Use continuous discovery across cloud, SaaS, on-premises, and directory sources, then correlate each identity with ownership, entitlements, and last activity. The goal is to expose dormant, orphaned, shadow, and service identities before they become access paths. If a control only reviews known accounts, it is not measuring the full identity attack surface.
Why This Matters for Security Teams
Traditional IAM tools are designed to inventory known user populations, not to continuously expose the identities that appear outside directory-first workflows. That gap matters because dormant service accounts, orphaned cloud principals, OAuth grants, and hidden machine identities often sit in the same blast radius as privileged human accounts. Guidance from the NIST Cybersecurity Framework 2.0 emphasizes asset visibility and governance, but identity discovery for non-human environments still requires broader telemetry than most access reviews provide.

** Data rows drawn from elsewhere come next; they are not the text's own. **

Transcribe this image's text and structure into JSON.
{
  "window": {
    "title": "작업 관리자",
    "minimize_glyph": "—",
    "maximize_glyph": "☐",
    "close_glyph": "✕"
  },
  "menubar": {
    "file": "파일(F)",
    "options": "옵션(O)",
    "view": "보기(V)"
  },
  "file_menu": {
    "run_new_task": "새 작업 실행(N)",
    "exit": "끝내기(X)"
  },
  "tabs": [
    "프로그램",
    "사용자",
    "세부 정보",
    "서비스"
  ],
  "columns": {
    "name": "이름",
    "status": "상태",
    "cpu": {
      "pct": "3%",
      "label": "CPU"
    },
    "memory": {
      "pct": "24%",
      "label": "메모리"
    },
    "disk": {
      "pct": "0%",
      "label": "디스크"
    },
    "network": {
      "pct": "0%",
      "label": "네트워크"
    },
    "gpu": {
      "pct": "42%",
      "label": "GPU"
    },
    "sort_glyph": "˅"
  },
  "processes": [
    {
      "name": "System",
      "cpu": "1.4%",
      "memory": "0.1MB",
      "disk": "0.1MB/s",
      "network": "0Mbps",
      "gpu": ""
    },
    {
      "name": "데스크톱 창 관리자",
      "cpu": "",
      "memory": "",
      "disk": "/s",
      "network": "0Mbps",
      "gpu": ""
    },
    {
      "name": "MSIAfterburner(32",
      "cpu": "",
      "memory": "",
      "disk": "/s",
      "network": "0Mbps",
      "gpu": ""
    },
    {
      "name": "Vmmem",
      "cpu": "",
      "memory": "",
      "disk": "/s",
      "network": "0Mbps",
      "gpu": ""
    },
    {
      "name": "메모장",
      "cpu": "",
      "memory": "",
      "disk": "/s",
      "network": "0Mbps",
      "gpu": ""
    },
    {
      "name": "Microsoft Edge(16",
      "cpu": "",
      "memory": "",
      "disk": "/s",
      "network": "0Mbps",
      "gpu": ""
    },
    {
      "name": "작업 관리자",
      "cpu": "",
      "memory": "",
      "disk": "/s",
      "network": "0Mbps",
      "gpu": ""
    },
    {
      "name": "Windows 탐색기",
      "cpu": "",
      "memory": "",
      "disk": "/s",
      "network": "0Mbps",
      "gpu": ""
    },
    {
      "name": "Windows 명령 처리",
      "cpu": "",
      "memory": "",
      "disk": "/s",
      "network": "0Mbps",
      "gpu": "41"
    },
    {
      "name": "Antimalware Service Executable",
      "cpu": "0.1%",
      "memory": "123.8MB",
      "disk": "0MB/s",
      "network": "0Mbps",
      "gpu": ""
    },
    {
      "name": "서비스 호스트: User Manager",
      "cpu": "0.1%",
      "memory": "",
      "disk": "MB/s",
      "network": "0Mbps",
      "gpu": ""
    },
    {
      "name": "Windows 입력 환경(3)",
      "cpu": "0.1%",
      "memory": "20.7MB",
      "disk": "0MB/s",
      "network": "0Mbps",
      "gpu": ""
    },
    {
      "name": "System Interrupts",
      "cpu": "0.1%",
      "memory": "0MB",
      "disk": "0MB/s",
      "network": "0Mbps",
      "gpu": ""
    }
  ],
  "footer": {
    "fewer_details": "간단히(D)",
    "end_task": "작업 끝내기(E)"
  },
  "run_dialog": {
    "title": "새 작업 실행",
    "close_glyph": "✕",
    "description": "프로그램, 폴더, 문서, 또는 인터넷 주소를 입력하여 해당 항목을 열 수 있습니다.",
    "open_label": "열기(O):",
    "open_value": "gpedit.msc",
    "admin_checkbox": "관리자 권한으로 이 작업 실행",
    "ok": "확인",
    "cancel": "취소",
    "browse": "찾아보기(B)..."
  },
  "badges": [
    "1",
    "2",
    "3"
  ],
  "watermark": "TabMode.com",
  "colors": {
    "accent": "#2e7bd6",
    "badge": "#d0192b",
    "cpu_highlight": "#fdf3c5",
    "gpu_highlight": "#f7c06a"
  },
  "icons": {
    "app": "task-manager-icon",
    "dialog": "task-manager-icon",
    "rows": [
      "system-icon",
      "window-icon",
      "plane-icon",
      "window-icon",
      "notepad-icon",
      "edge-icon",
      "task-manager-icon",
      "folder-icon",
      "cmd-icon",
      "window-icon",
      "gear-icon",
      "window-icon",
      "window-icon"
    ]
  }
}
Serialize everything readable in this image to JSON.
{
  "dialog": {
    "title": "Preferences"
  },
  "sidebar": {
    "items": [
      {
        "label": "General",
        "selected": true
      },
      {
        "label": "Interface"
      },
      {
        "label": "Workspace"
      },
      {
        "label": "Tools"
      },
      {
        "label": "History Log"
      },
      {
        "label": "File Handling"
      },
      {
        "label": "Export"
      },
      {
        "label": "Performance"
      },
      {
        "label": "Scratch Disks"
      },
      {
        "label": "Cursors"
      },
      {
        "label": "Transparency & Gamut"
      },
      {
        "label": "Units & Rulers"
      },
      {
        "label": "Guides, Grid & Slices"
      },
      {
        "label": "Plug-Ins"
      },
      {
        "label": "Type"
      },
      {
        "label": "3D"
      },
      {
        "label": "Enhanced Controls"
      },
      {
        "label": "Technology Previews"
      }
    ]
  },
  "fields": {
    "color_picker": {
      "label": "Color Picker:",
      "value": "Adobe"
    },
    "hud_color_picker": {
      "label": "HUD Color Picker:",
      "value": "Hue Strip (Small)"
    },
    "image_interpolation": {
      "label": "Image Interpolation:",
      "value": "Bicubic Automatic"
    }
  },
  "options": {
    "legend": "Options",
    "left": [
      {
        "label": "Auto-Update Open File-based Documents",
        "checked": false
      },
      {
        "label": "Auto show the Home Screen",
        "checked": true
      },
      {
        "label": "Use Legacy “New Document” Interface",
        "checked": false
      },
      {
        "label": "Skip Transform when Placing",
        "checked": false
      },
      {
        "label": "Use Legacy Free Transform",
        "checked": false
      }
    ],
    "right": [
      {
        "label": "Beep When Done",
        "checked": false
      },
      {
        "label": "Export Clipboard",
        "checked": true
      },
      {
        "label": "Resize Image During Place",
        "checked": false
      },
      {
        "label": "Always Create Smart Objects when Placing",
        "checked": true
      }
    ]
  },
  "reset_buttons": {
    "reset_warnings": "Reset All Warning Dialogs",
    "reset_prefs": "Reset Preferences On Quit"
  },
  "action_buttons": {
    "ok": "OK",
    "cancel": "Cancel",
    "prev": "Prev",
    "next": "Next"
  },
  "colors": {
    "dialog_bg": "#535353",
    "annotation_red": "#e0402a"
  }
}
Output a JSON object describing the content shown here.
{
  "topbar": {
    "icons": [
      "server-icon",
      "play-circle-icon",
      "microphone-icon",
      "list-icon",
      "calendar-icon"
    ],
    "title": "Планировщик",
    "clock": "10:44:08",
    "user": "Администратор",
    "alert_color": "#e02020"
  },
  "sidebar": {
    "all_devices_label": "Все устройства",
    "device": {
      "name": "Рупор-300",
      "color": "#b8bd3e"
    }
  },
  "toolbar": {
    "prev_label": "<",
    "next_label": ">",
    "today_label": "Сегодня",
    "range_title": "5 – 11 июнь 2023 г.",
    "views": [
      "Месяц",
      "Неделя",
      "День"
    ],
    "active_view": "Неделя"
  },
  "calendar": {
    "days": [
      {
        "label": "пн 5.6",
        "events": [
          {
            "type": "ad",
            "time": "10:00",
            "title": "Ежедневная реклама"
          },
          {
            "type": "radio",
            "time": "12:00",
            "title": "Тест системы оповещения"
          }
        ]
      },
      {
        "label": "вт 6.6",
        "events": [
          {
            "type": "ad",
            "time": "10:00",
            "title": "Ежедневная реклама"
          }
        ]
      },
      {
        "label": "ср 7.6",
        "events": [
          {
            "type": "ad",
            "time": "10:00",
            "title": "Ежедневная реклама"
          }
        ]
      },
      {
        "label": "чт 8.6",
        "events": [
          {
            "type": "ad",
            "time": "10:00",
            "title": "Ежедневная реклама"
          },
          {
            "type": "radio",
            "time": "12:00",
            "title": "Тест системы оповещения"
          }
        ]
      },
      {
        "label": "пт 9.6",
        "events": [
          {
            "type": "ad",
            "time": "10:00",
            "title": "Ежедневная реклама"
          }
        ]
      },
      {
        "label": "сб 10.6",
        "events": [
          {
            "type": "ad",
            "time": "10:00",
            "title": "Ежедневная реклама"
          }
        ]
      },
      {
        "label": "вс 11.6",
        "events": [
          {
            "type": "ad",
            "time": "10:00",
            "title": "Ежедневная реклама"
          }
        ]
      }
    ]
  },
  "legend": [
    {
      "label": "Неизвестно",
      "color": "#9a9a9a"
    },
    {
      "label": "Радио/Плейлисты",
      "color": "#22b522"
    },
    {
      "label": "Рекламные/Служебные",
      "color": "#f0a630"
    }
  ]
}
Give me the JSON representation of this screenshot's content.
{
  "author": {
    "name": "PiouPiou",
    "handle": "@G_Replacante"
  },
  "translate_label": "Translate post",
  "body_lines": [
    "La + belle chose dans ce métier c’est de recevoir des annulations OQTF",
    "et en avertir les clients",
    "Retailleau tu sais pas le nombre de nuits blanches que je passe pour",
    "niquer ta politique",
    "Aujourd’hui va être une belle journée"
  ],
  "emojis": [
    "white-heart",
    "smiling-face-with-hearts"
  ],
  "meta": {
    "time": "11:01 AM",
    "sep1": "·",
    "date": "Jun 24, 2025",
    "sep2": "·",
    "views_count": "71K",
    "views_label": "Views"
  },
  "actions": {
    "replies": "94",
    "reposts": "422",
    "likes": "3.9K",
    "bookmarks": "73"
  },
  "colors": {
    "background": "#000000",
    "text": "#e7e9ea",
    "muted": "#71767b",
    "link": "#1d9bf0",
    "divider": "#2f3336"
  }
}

NHIMG research shows how large the visibility problem can be in practice: in The State of Non-Human Identity Security, only 1.5 out of 10 organisations reported high confidence in securing NHIs, while 85% lacked full visibility into third-party vendors connected via OAuth apps. That is not just an inventory issue. It is a detection failure that leaves unowned identities available for misuse, privilege creep, and persistence.
In practice, many security teams discover these identities only after an incident review exposes a forgotten token, a stale workload account, or a shadow integration that had already been active for months.
How It Works in Practice
The practical answer is continuous discovery across cloud control planes, SaaS tenants, on-premises directories, secrets stores, CI/CD pipelines, and application logs, followed by correlation into a single identity graph. Security teams need to identify what the entity is, who owns it, where it authenticates, what it can reach, and whether it is still active. This is where traditional IAM tooling often falls short: it may show accounts, but not the operational relationships that reveal whether those accounts are real, current, and legitimate.
Current best practice is to combine source-of-truth feeds with runtime evidence. That means ingesting directory objects, cloud IAM roles, API keys, service principals, OAuth grants, certificates, workload tokens, and secret usage events, then attaching metadata such as business owner, technical owner, last observed use, entitlements, and trust boundary. When available, pair that with signals from workload identity systems and short-lived credentials so that you can distinguish a living workload from an abandoned one.
- Start with broad discovery, then suppress duplicates across providers and accounts.
- Flag identities with no owner, no recent activity, or permissions that exceed their current function.
- Correlate human and machine pathways so delegated access, shared secrets, and automation do not hide the true principal.
- Use a workflow for remediation that can revoke, rotate, or quarantine after validation.
This approach aligns with the access and governance direction in NIST CSF 2.0, but identity discovery must also account for cloud-native exposure patterns. NHIMG’s reporting on Azure Key Vault privilege escalation exposure shows how inherited permissions and secret access paths can conceal the real identity surface if teams only review directory objects. These controls tend to break down when identities are created and consumed entirely by automation because the account lifecycle is shorter than the review cycle.
Common Variations and Edge Cases
Tighter discovery coverage often increases operational overhead, requiring organisations to balance visibility against false positives and remediation friction. That tradeoff is especially visible in SaaS environments, where delegated OAuth apps, vendor-managed integrations, and shared admin tooling can look legitimate until ownership is verified.
There is no universal standard for this yet, but current guidance suggests treating shadow identities, dormant identities, and service identities differently. A dormant human account can often be suspended quickly, while a workload identity may need secret rotation, certificate replacement, or policy reassignment before revocation. Likewise, some identities are intentionally long-lived for regulated systems, so age alone is not enough to justify removal.
Teams should also watch for identities that sit outside directory visibility entirely, such as tokens embedded in scripts, CI variables, or developer tooling. NHIMG has documented how JetBrains GitHub plugin token exposure illustrates the danger of credentials appearing in places traditional IAM does not inspect. The practical rule is simple: if discovery does not include ownership, entitlements, and last activity, it will miss the identities that matter most.
Standards & Framework Alignment
This section maps relevant standards and security frameworks to the operational risks and controls described in this guidance.
OWASP Non-Human Identity Top 10 address the attack and risk surface, while NIST CSF 2.0 and NIST AI RMF set the governance and control requirements practitioners need to meet.
| Framework | Control / Reference | Relevance |
|---|---|---|
| NIST CSF 2.0 | ID.AM | Identity discovery maps to asset and identity inventory across environments. |
| OWASP Non-Human Identity Top 10 | NHI-01 | Discovery and inventory are core to finding hidden non-human identities. |
| NIST AI RMF | AI governance needs visibility into machine identities and their operational context. |
Build continuous identity inventory feeds and track ownership, activity, and entitlements across all sources.